Il existe en effet deux populations de Thunnus thynnus qui actuellement présentent aussi quelques différences génétiques : celle de l’Est de l’Atlantique qui migre pour se reproduire du Nord de l’Europe à la Méditerranée via le détroit de Gibraltar et celle de l’Ouest de l’Atlantique, à la biomasse moindre, qui se reproduit principalement dans le golfe du Mexique.
Ces poissons sont pourchassés au cours de leurs déplacements de même qu’en Méditerranée, victimes de la traditionnelle mise à mort dans les madragues et surtout des modernes filets tournants et des chaluts flottants qui provoquent de véritables massacres en tuant les reproducteurs à l’aller quand leur chair est grasse et goûteuse alors qu’au voyage de retour elle a une valeur alimentaire et commerciale nettement inférieure parce que les thons cessent de se nourrir en période de reproduction.
Ces pratiques ont mis cette espèce fortement en danger compte tenu aussi d’une demande croissante après la guerre du marché japonais qui est prêt à payer n’importe quel prix pour confectionner des sashimis et des sushis.

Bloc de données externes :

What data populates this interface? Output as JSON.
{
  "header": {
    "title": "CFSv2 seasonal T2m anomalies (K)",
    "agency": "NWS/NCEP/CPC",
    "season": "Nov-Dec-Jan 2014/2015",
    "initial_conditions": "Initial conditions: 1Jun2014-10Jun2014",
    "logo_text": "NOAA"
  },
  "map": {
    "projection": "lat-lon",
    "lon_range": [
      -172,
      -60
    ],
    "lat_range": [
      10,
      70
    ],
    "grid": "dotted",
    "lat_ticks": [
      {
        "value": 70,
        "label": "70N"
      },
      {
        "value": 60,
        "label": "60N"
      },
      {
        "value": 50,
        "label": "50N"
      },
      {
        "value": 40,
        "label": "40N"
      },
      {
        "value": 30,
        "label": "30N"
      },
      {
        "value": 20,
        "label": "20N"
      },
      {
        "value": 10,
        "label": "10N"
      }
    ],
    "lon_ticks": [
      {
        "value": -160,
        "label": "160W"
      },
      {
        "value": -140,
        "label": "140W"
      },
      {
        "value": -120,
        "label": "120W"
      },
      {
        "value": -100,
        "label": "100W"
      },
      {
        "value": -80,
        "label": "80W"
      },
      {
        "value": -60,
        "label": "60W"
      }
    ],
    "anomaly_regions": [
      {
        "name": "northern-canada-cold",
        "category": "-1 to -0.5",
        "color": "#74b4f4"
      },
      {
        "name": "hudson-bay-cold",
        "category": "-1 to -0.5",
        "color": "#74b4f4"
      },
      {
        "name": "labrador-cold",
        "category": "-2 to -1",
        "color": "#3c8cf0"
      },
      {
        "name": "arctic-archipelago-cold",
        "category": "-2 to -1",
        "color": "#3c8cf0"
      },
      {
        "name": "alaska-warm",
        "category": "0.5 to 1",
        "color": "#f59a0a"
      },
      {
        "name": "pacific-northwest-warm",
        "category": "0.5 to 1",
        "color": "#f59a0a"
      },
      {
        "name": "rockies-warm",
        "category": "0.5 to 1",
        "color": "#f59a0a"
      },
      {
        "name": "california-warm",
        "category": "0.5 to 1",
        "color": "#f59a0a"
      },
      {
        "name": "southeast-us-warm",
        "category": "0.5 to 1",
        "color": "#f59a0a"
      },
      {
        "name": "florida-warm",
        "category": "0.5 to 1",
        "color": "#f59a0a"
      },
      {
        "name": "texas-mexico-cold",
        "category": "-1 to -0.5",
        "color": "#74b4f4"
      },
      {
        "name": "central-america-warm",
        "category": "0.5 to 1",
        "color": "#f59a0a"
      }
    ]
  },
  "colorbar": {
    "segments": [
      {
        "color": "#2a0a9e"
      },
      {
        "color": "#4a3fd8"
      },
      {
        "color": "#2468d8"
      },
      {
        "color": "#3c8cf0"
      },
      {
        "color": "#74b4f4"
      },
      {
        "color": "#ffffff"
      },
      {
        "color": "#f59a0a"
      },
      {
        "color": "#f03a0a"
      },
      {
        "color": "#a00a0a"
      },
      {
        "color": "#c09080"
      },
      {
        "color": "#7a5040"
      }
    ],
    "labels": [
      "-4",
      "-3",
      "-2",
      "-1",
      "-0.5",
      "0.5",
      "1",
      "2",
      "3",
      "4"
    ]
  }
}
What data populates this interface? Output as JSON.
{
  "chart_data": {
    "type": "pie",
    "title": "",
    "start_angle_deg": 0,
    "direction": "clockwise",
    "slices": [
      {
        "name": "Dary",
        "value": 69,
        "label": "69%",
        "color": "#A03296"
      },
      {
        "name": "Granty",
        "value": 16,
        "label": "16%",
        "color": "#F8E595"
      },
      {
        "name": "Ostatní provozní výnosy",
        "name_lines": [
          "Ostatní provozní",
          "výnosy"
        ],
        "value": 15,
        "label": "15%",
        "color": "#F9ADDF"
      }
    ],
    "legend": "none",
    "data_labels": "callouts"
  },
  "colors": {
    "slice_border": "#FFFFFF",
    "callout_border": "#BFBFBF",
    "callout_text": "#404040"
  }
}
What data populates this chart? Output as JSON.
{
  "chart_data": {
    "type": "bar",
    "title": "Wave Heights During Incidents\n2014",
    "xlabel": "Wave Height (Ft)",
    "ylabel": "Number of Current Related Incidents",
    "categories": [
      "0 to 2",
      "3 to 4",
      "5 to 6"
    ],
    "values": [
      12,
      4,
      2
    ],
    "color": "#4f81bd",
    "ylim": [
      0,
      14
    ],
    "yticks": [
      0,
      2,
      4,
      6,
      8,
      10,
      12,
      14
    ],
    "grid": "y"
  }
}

Il suffit de songer à cette vente aux enchères du 5 janvier 2011 où un thon rouge de 432 kg a été adjugé au Japon au prix incroyable de 300.000 euros.
Depuis sa création la Fondation Prince Albert II de Monaco a oeuvré pour la sauvegarde de Thunnus thynnus et la Principauté a été le premier État à se mobiliser en faveur de la protection internationale de cette espèce.
C’est ainsi qu’en 2010 elle proposa avec la France de procéder à l’inscription de Thunnus thynnus dans l’appendice I de la CITES qui, si elle avait été adoptée, aurait interdit son commerce international.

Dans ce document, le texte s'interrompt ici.